Although successful startups have developed startups in a myriad of ways, there are a number of strategies that successful products share.

  1. Follow a process or framework. Don’t approach product development in the dark. You don’t need to develop your own process when several already exist (although feel free to adapt them to best fit your startup’s needs).
  2. Start with your customer’s problems and needs as your primary focus. If you are not focusing on solving your customer’s problems and needs, then your product is not very likely to find product-market fit
  3. Listen to your customers. Through your market research, customer research, and testing, you should be looking for opportunities to collect feedback from your target market, users, and customers at every chance you get.
  4. Validate your product as early as possible. While you are collecting feedback, you should be looking to validate your product idea. Are you solving a real need? Will your target audience be willing to pay?
  5. Be willing to continually make adjustments based on what your users and customers are telling you.
  6. Product development is a cross-functional effort. In many cases, the entire startup team is involved in product development in one way or another. Since product development is a cross-functional effort, you should be sharing knowledge and communicating across your startup regularly.
  7. Product development is a continuous process. It does not end when you bring a product to market. Rather, this is the first real test of your product, and the iterative cycle of product development can be applied time and time again to listen to your customers and make iterations to better meet their needs.
  8. Seek out advice. When you are unsure, seek out advice, whether in your field or in the startup community.

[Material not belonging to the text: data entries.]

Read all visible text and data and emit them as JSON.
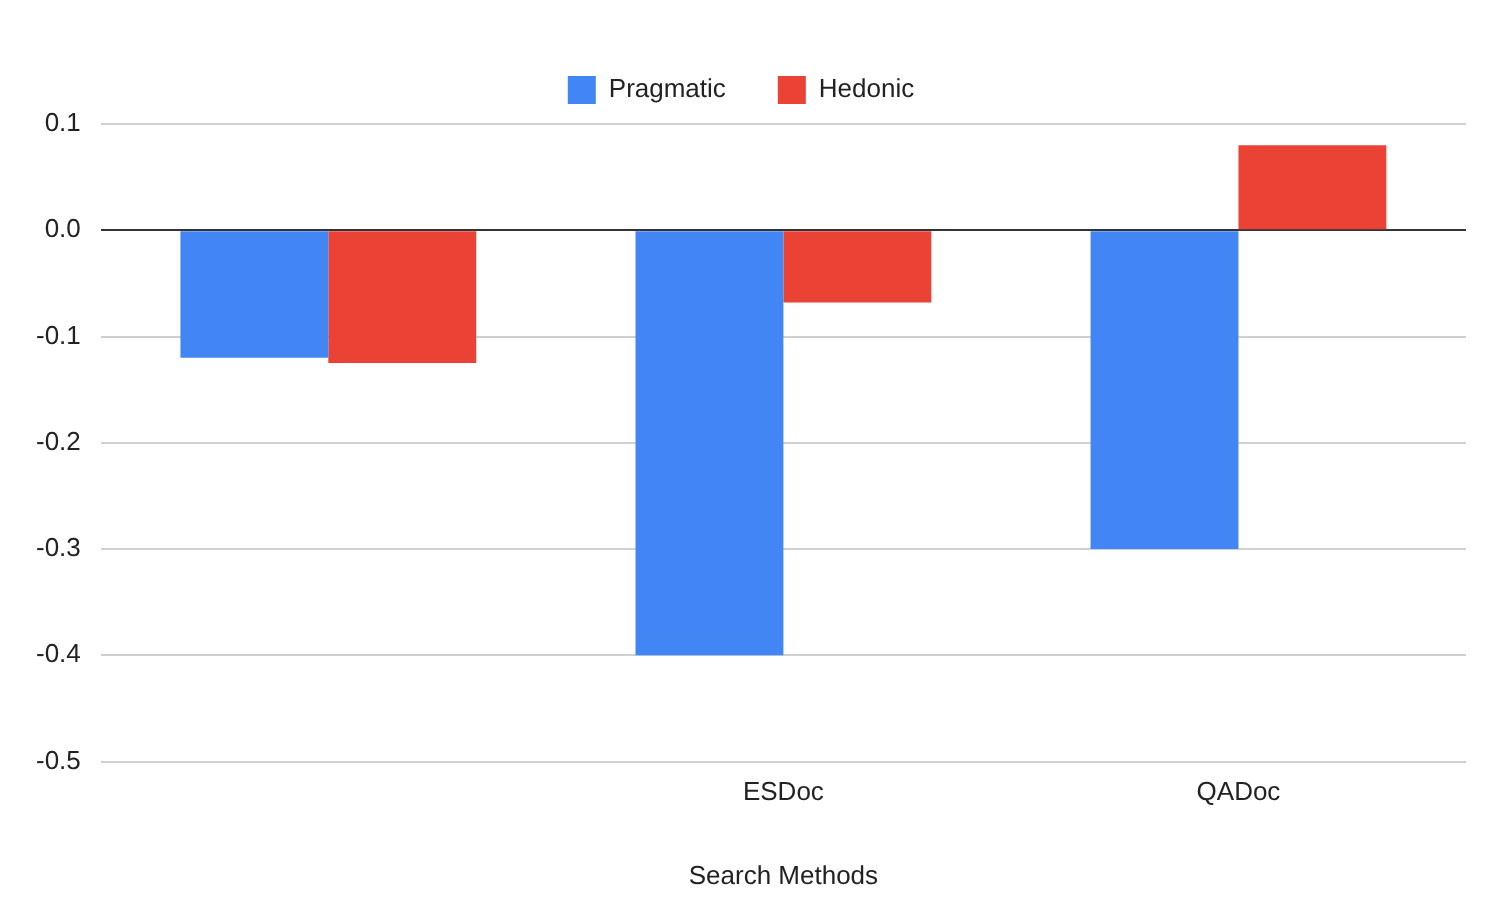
{
  "chart_data": {
    "type": "bar",
    "xlabel": "Search Methods",
    "categories": [
      null,
      "ESDoc",
      "QADoc"
    ],
    "series": [
      {
        "name": "Pragmatic",
        "color": "#4285f4",
        "values": [
          -0.12,
          -0.4,
          -0.3
        ]
      },
      {
        "name": "Hedonic",
        "color": "#ea4335",
        "values": [
          -0.125,
          -0.068,
          0.08
        ]
      }
    ],
    "ylim": [
      -0.5,
      0.1
    ],
    "yticks": [
      {
        "value": -0.5,
        "label": "-0.5"
      },
      {
        "value": -0.4,
        "label": "-0.4"
      },
      {
        "value": -0.3,
        "label": "-0.3"
      },
      {
        "value": -0.2,
        "label": "-0.2"
      },
      {
        "value": -0.1,
        "label": "-0.1"
      },
      {
        "value": 0,
        "label": "0.0"
      },
      {
        "value": 0.1,
        "label": "0.1"
      }
    ],
    "grid": "y",
    "legend": "top"
  }
}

Frequently Asked Questions

What is product development?

Product development is the process of bringing a new product to market from idea to commercialization. The product development process really begins with that first idea and comprises everything it takes to bring a product to market. This consists of identifying a need and coming up with a solution to solve it, researching and planning your new product, building a prototype and MVP, building your product, and promoting and selling your product. 

How do you develop a startup product?

Startup products are developed many different ways. Many startup products are developed following a process resembling one of the many new product development processes. This involves research, planning, prototyping, testing, production, and commercialization.

What are the stages of the product development process for startups?

The seven steps, or stages, of the startup product development process are:

  1. Ideation
  2. Research
  3. Planning
  4. Prototype
  5. Testing
  6. Building
  7. Commercialization

What is product development strategy?

Product development strategy refers to the entire strategy of bringing a product to market. Product development strategy may include introducing a new product into a market or by introducing an existing product into a new market through the process of research, planning, prototyping, testing, building, selling, and distributing.

Is new product development different from a lean startup?

There is no one new product development strategy. New product development strategy is any strategy for bringing a new product to market. The Lean Startup Method is just one form of new product development strategy.

What is a great product development strategy?

A great product development strategy is one that brings successful products to market. More often than not, this involves following a structured process such as new product development, the stage-gate process, lean startup, the IDEO process, among others. Great product development strategy also works to find product-market fit. Product-market fit refers to the fit between a product, its desire by the market, and its ability to satisfy customers’ needs.